Morocco will return to GMT+1 after the end of Ramadan.
Rabat – Morocco will turn its clocks back one hour to Greenwich Mean Time (GMT) on Sunday, April 19, at 3 a.m., a few days before Ramadan begins.
On October 26, 2018, the Moroccan government council adopted Draft Decree 2.18.855 to permanently designate GMT+1 as the country’s standard time.
Before the governmental decision, Morocco used to switch its clocks back for Daylight Savings Time (DST) in the summer, and return to standard time for the winter on the last Sunday in October.
The government made the change in a unilateral move, basing the decision on a study that revealed the impact of changing the time on Moroccans’ health and on the economy.
After months of promises to unveil the study, the government finally made it public in June 2019.
The study found that the additional hour may cause many preliminary issues including sleep disruptions, increased levels of stress, and health disorders. The study also reported that these effects during the first days are not a source of concern as the human body will adapt to the change.

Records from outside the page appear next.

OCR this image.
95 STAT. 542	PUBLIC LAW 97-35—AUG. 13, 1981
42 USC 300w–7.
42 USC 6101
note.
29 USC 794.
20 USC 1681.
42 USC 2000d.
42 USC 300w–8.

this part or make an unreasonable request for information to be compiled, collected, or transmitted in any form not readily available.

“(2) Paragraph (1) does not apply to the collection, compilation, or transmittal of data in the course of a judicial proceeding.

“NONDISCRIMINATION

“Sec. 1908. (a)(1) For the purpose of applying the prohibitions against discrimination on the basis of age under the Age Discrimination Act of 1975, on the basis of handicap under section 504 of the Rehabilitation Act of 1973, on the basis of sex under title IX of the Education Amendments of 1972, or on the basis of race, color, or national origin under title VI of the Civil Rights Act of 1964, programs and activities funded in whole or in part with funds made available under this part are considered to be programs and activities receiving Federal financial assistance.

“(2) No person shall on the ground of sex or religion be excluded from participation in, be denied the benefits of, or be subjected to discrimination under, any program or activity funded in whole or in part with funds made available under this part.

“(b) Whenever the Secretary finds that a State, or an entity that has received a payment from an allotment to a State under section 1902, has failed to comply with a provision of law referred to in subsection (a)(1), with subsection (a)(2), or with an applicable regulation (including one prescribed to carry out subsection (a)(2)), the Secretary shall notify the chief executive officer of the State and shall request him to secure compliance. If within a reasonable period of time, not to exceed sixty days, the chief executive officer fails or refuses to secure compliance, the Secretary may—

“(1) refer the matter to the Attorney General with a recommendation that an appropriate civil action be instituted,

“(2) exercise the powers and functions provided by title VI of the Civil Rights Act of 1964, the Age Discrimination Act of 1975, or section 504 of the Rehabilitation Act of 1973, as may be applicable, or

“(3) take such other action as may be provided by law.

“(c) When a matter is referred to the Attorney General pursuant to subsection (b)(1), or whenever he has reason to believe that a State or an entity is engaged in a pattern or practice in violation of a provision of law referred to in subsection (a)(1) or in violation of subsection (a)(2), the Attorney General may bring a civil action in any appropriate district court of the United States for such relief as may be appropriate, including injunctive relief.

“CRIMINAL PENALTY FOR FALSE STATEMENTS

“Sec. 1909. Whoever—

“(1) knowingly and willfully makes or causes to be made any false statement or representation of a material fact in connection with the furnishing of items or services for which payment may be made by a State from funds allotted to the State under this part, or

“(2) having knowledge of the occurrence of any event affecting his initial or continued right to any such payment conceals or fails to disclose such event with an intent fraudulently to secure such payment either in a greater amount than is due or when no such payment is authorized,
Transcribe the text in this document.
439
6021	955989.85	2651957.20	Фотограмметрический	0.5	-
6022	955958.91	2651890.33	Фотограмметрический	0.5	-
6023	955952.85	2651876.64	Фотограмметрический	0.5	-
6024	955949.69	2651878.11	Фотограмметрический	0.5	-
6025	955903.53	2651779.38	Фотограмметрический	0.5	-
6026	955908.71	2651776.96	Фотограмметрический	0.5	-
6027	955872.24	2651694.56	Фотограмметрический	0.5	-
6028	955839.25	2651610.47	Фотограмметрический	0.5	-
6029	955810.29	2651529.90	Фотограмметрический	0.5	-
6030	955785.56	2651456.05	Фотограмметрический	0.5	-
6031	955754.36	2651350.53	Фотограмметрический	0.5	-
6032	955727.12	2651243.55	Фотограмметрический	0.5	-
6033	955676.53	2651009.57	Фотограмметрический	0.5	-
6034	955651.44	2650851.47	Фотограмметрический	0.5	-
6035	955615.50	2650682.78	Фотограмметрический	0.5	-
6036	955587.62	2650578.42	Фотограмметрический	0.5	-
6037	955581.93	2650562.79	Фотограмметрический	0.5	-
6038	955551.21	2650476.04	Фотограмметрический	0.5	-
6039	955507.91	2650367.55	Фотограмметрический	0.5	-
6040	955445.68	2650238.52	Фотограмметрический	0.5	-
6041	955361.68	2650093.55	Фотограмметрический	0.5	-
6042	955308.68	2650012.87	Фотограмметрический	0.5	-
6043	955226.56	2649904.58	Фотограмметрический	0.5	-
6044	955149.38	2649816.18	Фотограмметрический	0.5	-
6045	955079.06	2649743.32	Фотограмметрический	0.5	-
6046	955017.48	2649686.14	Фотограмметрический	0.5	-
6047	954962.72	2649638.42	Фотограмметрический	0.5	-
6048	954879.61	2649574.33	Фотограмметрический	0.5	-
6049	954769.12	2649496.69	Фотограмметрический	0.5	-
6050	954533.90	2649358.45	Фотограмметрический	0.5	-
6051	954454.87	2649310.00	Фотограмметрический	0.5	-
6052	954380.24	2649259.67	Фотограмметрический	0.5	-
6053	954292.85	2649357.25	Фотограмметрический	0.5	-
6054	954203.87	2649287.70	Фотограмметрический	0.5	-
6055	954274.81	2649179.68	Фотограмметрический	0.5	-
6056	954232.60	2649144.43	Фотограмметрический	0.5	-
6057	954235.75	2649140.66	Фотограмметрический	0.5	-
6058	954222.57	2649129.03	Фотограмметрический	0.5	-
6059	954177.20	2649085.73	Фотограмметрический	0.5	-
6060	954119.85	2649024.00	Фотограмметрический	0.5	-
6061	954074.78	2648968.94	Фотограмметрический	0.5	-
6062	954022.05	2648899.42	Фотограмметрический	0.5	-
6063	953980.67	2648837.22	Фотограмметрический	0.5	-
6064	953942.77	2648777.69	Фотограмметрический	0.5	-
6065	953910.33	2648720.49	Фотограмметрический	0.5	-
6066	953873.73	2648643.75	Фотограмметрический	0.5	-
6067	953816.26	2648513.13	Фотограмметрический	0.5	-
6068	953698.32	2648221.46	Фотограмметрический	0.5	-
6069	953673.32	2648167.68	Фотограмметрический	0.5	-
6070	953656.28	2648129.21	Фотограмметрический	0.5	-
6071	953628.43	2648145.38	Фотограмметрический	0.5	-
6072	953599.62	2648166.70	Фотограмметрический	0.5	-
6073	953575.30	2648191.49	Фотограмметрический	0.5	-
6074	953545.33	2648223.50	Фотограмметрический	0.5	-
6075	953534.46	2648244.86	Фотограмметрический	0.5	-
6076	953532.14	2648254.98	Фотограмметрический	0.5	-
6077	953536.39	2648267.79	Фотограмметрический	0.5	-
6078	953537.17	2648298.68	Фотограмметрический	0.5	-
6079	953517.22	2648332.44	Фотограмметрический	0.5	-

The government also presented the time difference between Morocco and its economic partners as the main motives for adopting the GMT+1 standard year-round.
Regarding the impact on students, the study showed that there is a weak link between school performance and the change of one hour, noting that there has been an improvement in grades rather than a deterioration.
The decision sparked anger and disapproval among citizens who condemned the government’s lack of consultation with the public.